By Attorneys Robert L. Reeves and Eric R. Welsh
An order of deportation or removal can seem to loom like a storm cloud over the head of an alien that remains in the United States after the Immigration Judge issues the order. However, in many cases, there is hope to clear that cloud so that the alien can receive permanent resident status in the United States. In some cases, immigration proceedings can be reopened and the alien may be permitted to apply for new relief.
Many aliens who remain in the United States after they have been ordered deported or removed may later have a basis to apply for a green card that was not available when they were in Immigration Court. For example, an alien ordered deported who does not depart the United States might later fall in love and marry a U.S. citizen, or a visa petition from another family member may become current after several years of visa backlog. Generally, this alien cannot apply for a green card directly with U.S. Citizenship & Immigration Services without risking an immediate denial, and, potentially, detention and physical removal from the U.S. In order to remain in the United States and adjust to lawful status, the alien must seek to have his or her immigration case reopened. This can be done by filing a “Motion to Reopen” with the Immigration Court or the Board of Immigration Appeals.
Motions to reopen are subject to strict time and number limitations, although the laws and regulations do provide exceptions. In general, a motion to reopen must be filed within 90 days after a final administrative decision is rendered (i.e., 90 days after the Court enters an order of removal, or 90 days after the Board denies an appeal and affirms the order of the Immigration Judge). In addition, an alien is generally entitled to only one motion to reopen; if the motion is denied, no future motion may be made, even if based on different grounds.
However, the laws and regulations do provide exceptions to the “90 day” and “one motion” limitations in certain situations. For example, the time and number limits do not apply when the alien seeks to reopen in order to apply for asylum or withholding of removal based on changed country conditions in his or her native country. A motion to reopen to apply for a self-petition based on spousal abuse may be filed up to one year after entry of a final order.
Another important exception to the time and number limits applies to motions to reopen “in absentia” deportation or removal orders. “In absentia” orders are those entered by the Immigration Judge in the alien’s absence after the alien fails to appear at a hearing. If the alien’s failure to appear was caused by “exceptional circumstances” (like a traffic accident or serious illness), the motion can be filed up to 180 days after entry of the order. If the alien never received proper notice of the hearing, the motion can be filed at any time, even several years after the removal order is entered.
The “90 day” time limit may be “tolled” (in essence, put on pause) if the alien was prevented from timely filing a motion because of ineffective assistance of counsel. For example, if an alien’s attorney falsely tells the alien that a motion has been filed, the 90-day limit will not start running until the alien realizes that he has been defrauded by his attorney.

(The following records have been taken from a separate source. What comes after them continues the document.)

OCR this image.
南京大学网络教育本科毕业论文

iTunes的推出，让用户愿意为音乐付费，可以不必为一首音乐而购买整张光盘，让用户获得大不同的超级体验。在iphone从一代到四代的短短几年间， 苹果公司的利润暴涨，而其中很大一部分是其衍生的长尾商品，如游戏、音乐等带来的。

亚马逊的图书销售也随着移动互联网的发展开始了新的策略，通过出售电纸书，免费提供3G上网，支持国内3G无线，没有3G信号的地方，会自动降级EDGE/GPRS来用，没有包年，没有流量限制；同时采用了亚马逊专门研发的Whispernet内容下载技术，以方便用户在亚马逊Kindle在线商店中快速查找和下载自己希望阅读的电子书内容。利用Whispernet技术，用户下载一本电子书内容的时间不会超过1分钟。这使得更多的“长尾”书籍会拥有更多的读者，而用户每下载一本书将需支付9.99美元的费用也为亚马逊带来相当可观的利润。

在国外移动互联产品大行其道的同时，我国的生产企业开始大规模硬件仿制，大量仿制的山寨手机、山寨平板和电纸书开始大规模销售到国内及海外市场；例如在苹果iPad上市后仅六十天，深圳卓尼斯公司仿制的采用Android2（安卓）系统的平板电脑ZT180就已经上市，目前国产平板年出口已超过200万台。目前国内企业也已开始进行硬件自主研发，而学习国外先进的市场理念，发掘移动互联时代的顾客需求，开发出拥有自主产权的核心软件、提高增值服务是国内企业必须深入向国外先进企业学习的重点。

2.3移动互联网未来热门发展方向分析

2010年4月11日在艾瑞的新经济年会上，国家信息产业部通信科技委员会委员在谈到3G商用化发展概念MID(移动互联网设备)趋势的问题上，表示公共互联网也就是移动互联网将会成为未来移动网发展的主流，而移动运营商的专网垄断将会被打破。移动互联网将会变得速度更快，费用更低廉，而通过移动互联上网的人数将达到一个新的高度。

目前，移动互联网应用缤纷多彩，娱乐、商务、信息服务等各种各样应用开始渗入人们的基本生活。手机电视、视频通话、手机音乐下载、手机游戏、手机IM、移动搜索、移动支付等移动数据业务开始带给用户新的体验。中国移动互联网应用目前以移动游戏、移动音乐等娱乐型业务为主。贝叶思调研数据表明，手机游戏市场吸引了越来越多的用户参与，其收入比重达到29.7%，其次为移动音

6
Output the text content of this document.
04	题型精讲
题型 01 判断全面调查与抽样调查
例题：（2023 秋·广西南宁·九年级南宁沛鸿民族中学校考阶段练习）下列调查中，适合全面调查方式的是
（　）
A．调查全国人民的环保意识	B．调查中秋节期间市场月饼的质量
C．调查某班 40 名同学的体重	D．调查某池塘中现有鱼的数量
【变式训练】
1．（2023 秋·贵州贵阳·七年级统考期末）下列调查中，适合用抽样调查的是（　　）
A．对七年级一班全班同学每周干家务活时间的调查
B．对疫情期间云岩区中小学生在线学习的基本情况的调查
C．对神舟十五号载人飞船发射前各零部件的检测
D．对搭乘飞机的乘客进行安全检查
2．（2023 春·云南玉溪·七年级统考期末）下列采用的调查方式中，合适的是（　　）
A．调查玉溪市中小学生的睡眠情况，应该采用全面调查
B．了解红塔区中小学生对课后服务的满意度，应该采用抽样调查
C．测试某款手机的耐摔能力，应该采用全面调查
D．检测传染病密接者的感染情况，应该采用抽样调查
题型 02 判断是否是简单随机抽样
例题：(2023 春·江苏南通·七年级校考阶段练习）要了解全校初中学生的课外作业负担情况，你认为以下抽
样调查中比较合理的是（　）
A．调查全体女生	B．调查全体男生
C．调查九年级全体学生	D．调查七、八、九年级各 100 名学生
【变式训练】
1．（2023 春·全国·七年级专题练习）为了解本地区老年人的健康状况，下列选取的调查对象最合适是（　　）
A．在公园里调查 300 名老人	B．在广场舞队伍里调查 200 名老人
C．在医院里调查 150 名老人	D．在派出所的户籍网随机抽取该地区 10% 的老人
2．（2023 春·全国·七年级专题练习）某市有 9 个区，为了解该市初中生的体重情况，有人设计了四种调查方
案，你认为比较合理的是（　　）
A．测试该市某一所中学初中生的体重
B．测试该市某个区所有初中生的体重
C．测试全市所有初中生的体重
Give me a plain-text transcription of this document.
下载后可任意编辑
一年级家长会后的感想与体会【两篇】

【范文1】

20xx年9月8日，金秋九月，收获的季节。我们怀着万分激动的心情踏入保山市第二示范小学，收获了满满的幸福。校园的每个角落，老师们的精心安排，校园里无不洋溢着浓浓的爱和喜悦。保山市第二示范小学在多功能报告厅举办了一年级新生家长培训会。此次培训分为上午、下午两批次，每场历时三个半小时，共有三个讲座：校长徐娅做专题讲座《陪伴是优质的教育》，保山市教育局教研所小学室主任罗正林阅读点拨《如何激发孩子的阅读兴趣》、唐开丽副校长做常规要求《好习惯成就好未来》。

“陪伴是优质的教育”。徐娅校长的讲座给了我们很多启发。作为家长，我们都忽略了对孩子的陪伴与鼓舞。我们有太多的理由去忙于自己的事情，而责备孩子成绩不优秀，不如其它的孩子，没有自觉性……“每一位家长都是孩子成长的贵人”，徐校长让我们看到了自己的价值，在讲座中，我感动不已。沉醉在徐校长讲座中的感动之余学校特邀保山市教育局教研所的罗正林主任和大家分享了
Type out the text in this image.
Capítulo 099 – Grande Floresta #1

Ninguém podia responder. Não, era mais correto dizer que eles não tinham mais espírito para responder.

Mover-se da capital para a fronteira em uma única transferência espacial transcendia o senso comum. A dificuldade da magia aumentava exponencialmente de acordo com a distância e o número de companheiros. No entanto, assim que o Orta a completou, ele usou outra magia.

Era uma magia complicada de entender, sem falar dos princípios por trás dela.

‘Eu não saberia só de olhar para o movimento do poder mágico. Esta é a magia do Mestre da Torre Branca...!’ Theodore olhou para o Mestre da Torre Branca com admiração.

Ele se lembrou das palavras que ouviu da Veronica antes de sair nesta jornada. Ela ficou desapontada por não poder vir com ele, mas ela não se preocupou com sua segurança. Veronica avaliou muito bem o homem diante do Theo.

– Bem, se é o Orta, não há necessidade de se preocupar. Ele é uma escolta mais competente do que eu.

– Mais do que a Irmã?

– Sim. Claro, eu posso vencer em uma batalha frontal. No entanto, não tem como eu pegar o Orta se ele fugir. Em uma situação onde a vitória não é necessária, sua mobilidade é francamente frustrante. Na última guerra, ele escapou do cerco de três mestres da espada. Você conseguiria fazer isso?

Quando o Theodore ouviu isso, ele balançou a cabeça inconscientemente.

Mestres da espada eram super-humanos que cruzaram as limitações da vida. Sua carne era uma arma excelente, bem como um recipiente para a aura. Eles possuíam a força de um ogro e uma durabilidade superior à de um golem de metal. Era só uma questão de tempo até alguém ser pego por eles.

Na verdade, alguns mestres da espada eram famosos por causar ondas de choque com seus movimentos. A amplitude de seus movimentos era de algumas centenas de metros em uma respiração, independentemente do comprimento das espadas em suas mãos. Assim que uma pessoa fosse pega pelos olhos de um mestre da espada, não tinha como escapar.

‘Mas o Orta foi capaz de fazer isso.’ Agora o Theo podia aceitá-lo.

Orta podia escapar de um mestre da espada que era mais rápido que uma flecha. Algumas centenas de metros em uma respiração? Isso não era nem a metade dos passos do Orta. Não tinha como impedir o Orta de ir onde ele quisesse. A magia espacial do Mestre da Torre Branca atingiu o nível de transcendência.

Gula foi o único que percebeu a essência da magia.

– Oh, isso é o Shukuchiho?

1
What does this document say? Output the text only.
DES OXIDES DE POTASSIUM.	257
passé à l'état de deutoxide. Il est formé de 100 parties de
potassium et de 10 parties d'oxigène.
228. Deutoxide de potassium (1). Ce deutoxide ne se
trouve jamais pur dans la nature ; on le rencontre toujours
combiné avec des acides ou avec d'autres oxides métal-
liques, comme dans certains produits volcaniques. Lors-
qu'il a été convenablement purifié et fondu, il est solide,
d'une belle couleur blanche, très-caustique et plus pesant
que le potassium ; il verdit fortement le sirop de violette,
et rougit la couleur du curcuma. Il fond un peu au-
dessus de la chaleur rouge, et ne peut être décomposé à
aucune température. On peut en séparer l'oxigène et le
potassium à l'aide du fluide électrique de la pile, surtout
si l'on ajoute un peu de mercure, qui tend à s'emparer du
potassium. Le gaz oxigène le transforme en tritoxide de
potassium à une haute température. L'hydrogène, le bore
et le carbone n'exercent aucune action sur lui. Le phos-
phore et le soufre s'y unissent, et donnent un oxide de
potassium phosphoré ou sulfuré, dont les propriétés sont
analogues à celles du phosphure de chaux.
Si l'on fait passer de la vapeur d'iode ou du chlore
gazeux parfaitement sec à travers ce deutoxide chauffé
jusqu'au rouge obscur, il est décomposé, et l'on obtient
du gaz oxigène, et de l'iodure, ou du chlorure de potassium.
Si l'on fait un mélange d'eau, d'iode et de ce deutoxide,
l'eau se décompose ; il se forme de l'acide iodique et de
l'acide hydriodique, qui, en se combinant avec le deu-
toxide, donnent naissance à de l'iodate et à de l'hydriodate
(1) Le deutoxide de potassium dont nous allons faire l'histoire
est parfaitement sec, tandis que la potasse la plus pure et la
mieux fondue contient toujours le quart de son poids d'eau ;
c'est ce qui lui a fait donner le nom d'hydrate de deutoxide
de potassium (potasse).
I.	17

If more than 90 days have passed since entry of the final order, but none of the exceptions mentioned above apply, the alien may yet seek to have the case reopened by requesting that the Immigration Judge reopen the case “sua sponte,” or by seeking a joint motion to reopen with the Department of Homeland Security. Immigration Judges have authority to reopen a case “sua sponte,” or on their own initiative, at any time. Similarly, the time and number limits do not apply when the Department of Homeland Security agrees to join the alien in making a motion to reopen. Requests to the Immigration Judge to reopen “sua sponte” and requests to the Department of Homeland Security for a joint motion must be supported by highly persuasive evidence and arguments that would compel the Judge or the Government to forgive the alien’s failure to timely file a motion to reopen. Such motions are only granted in exceptional situations involving compelling equities.
A motion to reopen in order to apply for new relief must be accompanied by the application, proof of payment of all filing fees, and all supporting documents. If the basis of reopening is a claim that the Immigration Court proceedings were polluted by ineffective assistance of counsel, the motion must include extensive evidence to prove the ineffective assistance, including proof that a complaint has been filed against that attorney with the State Bar disciplinary body.
Any noncitizen seeking to adjust status or apply for relief after a deportation or removal order has been entered is well advised to consult with an experienced immigration attorney to assess the viability of a motion to reopen. Because motions to reopen are subject to strict time and number limitations, and because motions are granted sparingly and only upon good cause shown, an alien must take great care and effort into crafting a strong, correctly filed motion. If granted, the alien may be rewarded with permanent residency in the United States, and permanent relief from the fear of deportation.